Kingswood singles chronology
| "Micro Wars" (2014) | "Creepin'" (2016) | "Golden" (2017) |

Music video
- "Creepin'" on YouTube

= Creepin' (Kingswood song) =

"Creepin'" is a song by Australian alternative rock band Kingswood and released on 12 October 2016 is the lead single from their second studio album, After Hours, Close to Dawn. The song was certified gold in Australia in 2025.

When asked about the themes behind the song, vocalist Fergus Lunacre told Triple J "it's about that little dark voice inside your head… Because we're all creeps."

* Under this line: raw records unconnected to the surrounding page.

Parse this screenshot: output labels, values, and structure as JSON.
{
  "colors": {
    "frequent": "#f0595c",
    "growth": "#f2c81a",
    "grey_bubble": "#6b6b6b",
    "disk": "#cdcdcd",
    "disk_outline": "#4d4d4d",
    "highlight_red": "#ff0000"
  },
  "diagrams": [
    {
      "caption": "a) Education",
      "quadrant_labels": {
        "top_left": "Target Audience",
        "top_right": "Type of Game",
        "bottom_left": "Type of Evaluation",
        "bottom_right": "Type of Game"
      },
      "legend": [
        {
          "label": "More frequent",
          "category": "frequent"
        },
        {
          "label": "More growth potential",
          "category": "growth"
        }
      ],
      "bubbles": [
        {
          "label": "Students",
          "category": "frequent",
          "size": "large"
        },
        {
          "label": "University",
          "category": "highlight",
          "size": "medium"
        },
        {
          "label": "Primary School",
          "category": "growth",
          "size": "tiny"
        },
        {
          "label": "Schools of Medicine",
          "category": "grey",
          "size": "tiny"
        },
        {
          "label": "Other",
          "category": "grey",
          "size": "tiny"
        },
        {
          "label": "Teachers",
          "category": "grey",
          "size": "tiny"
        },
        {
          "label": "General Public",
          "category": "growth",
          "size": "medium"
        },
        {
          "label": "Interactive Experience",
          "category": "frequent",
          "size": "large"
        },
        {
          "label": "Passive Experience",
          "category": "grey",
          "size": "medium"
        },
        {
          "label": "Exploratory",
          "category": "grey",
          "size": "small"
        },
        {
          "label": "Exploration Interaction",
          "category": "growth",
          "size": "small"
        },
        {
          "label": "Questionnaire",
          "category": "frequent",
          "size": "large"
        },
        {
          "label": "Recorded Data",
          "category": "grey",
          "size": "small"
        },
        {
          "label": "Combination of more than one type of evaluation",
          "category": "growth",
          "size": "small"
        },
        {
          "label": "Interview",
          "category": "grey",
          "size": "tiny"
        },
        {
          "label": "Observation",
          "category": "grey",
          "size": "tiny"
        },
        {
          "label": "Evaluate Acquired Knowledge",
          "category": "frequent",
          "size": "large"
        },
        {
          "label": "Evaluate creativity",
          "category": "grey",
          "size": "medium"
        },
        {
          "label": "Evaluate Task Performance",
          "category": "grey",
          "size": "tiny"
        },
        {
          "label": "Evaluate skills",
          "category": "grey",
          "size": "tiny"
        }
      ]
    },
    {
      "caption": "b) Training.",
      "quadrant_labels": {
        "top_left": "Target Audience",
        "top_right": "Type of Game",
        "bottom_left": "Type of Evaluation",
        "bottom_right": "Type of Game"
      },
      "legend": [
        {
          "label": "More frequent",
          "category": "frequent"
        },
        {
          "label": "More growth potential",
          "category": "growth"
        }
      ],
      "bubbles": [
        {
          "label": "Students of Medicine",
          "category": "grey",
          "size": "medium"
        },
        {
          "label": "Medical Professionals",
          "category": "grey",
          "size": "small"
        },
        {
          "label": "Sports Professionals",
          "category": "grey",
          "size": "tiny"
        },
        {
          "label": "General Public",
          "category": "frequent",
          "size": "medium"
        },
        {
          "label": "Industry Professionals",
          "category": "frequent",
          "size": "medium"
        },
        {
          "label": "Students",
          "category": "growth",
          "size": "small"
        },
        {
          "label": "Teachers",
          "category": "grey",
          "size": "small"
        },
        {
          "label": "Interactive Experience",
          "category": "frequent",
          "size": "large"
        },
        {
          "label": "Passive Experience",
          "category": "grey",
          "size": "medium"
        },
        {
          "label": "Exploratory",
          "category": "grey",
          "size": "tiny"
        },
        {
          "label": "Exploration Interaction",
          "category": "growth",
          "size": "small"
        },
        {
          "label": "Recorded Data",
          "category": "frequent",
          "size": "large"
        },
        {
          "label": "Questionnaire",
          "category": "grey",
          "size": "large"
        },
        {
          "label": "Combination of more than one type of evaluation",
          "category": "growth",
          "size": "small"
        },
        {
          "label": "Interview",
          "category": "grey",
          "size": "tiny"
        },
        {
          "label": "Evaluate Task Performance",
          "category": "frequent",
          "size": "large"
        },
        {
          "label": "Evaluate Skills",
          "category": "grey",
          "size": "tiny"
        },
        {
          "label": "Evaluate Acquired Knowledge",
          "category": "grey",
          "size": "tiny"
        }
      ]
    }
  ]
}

The song was voted in at number 48 on the Triple J Hottest 100, 2016.

At the APRA Music Awards of 2018, the song was nominated for Rock Work of the Year.

==Reception==
AM Rap via Community Broadcasting Association of Australia said "The track lures you in with its opening, soothing, psychedelic guitar notes and Fergus Linacre's tender, soulful vocals, before its jaws close down around you in the form of thunderous drum rolls and a crunching, stadium-sized bass line."

Zanda Wilson from Music Feeds said "The new track is a slow burner that builds as the lyrics profess the desire for a forbidden and unobtainable love. Moody guitar builds to a harder, grungy riff which peaks in a raucous guitar solo right in the tune's mid section."

==Music video==
The music video was direct by Alex Laksa and features Mietta Gornall, Olivia Paine, Kristy Lee Donovan, Georgia Taylor and Kalman Warhaft.

==Certifications==

| Region | Certification | Certified units/sales |
| Australia (ARIA) | Gold | 35,000^{‡} |
^{‡} Sales+streaming figures based on certification alone.